A British study found that female smokers have a higher risk of developing a rare type of bleeding in the brain called subarachnoid haemorrhage than men and female non-smokers after moderate to intense physical activity. The condition is potentially fatal and can lead to a coma or paralysis.
- Subarachnoid haemorrhage accounts for just five percent of strokes, but it is often fatal if left untreated.
- The life-threatening stroke can happen shortly after the patient lifted something heavy, went to the bathroom or had a coughing fit.
- The condition has no warning signs.
Doctors explain that the condition can occur in patients with brain aneurysm i.e. a weak area in a brain blood vessel which is more prone to burst under higher blood pressure. The condition is more common in women than in men but the recent study found that it is also more common in female smokers than in non-smokers.
The risk of having the brain bleed was high even in women who weren’t heavy smokers. The analysis revealed that women who smoked up to 10 cigarettes per day were 2.95 times more likely to develop brain hemorrhage than female non-smokers.
Men were just 1.93 times more likely to develop the condition than their non-smoking counterparts.
Women who were heavy smokers, i.e they consumed up to a pack daily, were nearly 4 times more likely to develop the condition than non-smokers.
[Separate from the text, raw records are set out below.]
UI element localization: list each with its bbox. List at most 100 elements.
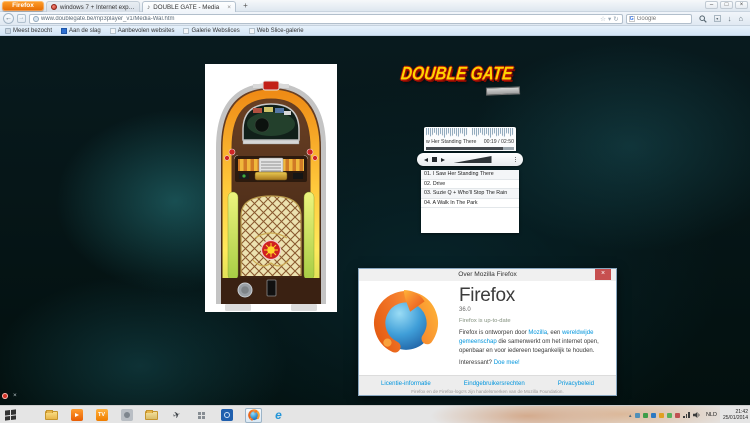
start-button[interactable] — [4, 409, 17, 422]
now-playing-text: w Her Standing There — [426, 139, 476, 145]
playlist: 01. I Saw Her Standing There 02. Drive 0… — [421, 170, 519, 233]
tray-icon-red[interactable] — [675, 413, 680, 418]
tab-windows7-ie11[interactable]: windows 7 + Internet explorer 11 tran... — [46, 1, 140, 12]
player-menu-icon[interactable] — [515, 157, 516, 163]
new-tab-button[interactable]: + — [239, 2, 252, 11]
tab-close-icon[interactable]: × — [227, 4, 231, 11]
privacy-policy-link[interactable]: Privacybeleid — [558, 380, 594, 387]
language-indicator[interactable]: NLD — [706, 412, 717, 418]
taskbar-tv-app[interactable]: TV — [95, 409, 108, 422]
record-dot-icon[interactable] — [2, 393, 8, 399]
bookmark-web-slice-gallery[interactable]: Web Slice-galerie — [249, 28, 304, 34]
address-bar[interactable]: ☆ ▾ ↻ — [29, 14, 623, 24]
volume-icon[interactable] — [693, 411, 701, 419]
search-box[interactable]: G — [626, 14, 692, 24]
minimize-button[interactable]: – — [705, 1, 718, 9]
tab-double-gate-media[interactable]: ♪ DOUBLE GATE - Media × — [142, 1, 236, 12]
window-controls: – □ × — [705, 1, 748, 9]
bookmarks-bar: Meest bezocht Aan de slag Aanbevolen web… — [0, 26, 750, 36]
recording-widget: × — [2, 392, 17, 399]
seek-bar[interactable] — [426, 147, 514, 150]
reload-icon[interactable]: ↻ — [613, 15, 618, 23]
next-track-button[interactable] — [441, 158, 445, 162]
dialog-close-button[interactable]: × — [595, 269, 611, 280]
taskbar-media-center[interactable] — [220, 409, 233, 422]
taskbar-internet-explorer[interactable]: e — [272, 409, 285, 422]
tray-icon-yellow[interactable] — [659, 413, 664, 418]
tray-icon-blue[interactable] — [635, 413, 640, 418]
taskbar-flight-app[interactable]: ✈ — [170, 409, 183, 422]
document-icon — [110, 28, 116, 34]
update-status: Firefox is up-to-date — [459, 318, 611, 324]
about-description: Firefox is ontworpen door Mozilla, een w… — [459, 329, 611, 356]
media-center-icon — [221, 409, 233, 421]
player-display: w Her Standing There 00:19 / 02:50 — [424, 127, 516, 151]
getting-started-icon — [61, 28, 67, 34]
tiles-icon — [198, 412, 205, 419]
clock[interactable]: 21:42 25/01/2014 — [723, 409, 748, 421]
downloads-icon[interactable]: ↓ — [728, 14, 732, 23]
taskbar-file-explorer[interactable] — [45, 409, 58, 422]
home-icon[interactable]: ⌂ — [738, 14, 743, 23]
tray-icon-blue2[interactable] — [651, 413, 656, 418]
firefox-icon — [248, 409, 260, 421]
version-number: 36.0 — [459, 307, 611, 313]
playlist-item[interactable]: 02. Drive — [421, 180, 519, 190]
bookmark-label: Meest bezocht — [13, 28, 52, 34]
search-icon[interactable] — [699, 15, 707, 23]
taskbar-firefox-active[interactable] — [245, 408, 262, 423]
page-viewport: DOUBLE GATE w Her Standing There 00:19 /… — [0, 36, 750, 405]
bookmarks-panel-icon[interactable]: ▾ — [714, 15, 721, 22]
jukebox-image — [205, 64, 337, 312]
desktop-screen: Firefox windows 7 + Internet explorer 11… — [0, 0, 750, 423]
end-user-rights-link[interactable]: Eindgebruikersrechten — [464, 380, 525, 387]
bookmark-webslice-gallery[interactable]: Galerie Webslices — [183, 28, 239, 34]
previous-track-button[interactable] — [424, 158, 428, 162]
bookmark-label: Aan de slag — [69, 28, 101, 34]
licensing-link[interactable]: Licentie-informatie — [381, 380, 431, 387]
tray-icon-green2[interactable] — [667, 413, 672, 418]
tab-title: windows 7 + Internet explorer 11 tran... — [60, 4, 135, 11]
network-icon[interactable] — [683, 412, 690, 418]
site-logo-text: DOUBLE GATE — [400, 64, 538, 86]
bookmark-star-icon[interactable]: ☆ — [600, 15, 606, 23]
description-text: Firefox is ontworpen door — [459, 330, 528, 336]
taskbar-documents-folder[interactable] — [145, 409, 158, 422]
forward-button[interactable]: → — [17, 14, 26, 23]
toolbar-icons: ▾ ↓ ⌂ — [695, 14, 747, 23]
url-dropdown-icon[interactable]: ▾ — [608, 15, 611, 23]
show-hidden-icons[interactable]: ▲ — [628, 413, 632, 418]
maximize-button[interactable]: □ — [720, 1, 733, 9]
url-input[interactable] — [41, 16, 598, 22]
time-display: 00:19 / 02:50 — [484, 139, 514, 145]
taskbar-photos-app[interactable] — [120, 409, 133, 422]
volume-slider[interactable] — [454, 156, 492, 163]
cta-line: Interessant? Doe mee! — [459, 360, 611, 366]
tray-icon-green[interactable] — [643, 413, 648, 418]
get-involved-link[interactable]: Doe mee! — [494, 360, 520, 366]
mp3-player: w Her Standing There 00:19 / 02:50 01. I… — [417, 127, 523, 233]
taskbar-utility-app[interactable] — [195, 409, 208, 422]
site-identity-globe-icon[interactable] — [33, 16, 39, 22]
search-input[interactable] — [637, 16, 689, 22]
widget-close-icon[interactable]: × — [13, 392, 17, 399]
trademark-notice: Firefox en de Firefox-logo's zijn handel… — [359, 389, 616, 394]
playlist-item[interactable]: 03. Suzie Q + Who'll Stop The Rain — [421, 189, 519, 199]
windows-logo-icon — [5, 409, 16, 420]
back-button[interactable]: ← — [3, 13, 14, 24]
bookmark-getting-started[interactable]: Aan de slag — [61, 28, 101, 34]
bookmark-most-visited[interactable]: Meest bezocht — [5, 28, 52, 34]
stop-button[interactable] — [432, 157, 437, 162]
close-button[interactable]: × — [735, 1, 748, 9]
photos-icon — [121, 409, 133, 421]
taskbar-media-player[interactable] — [70, 409, 83, 422]
playlist-item[interactable]: 01. I Saw Her Standing There — [421, 170, 519, 180]
playlist-item[interactable]: 04. A Walk In The Park — [421, 199, 519, 209]
bookmark-suggested-sites[interactable]: Aanbevolen websites — [110, 28, 175, 34]
browser-titlebar: Firefox windows 7 + Internet explorer 11… — [0, 0, 750, 12]
product-name: Firefox — [459, 286, 611, 305]
mozilla-link[interactable]: Mozilla — [528, 330, 547, 336]
clock-date: 25/01/2014 — [723, 415, 748, 421]
search-engine-icon[interactable]: G — [629, 16, 635, 22]
firefox-menu-button[interactable]: Firefox — [2, 1, 44, 11]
By contrast male heavy smokers had only 2.13 times higher risk.
Women who smoked up to 30 cigarettes per day saw their risk of having subarachnoid haemorrhage jump by 8.35 times, while men int he same category were just 2.76 times more prone to be affected by it.
On the other hand, former smokers saw their risk plunge to normal levels after six months of abstinence. Regardless of their sex, smokers who had quit smoking at least six months prior had a risk of brain bleed comparable to that of non-smokers.
Researchers cannot yet tell for sure why women are at higher risk but they believe that it my have something to do with women being more vulnerable to the negative effects of smoking. Age and unhealthy lifestyle choices also boost the risk of brain hemorrhage and fatal stroke. One researcher noted that “there is no safe level of smoking.”
The study was published this week in the journal Stroke.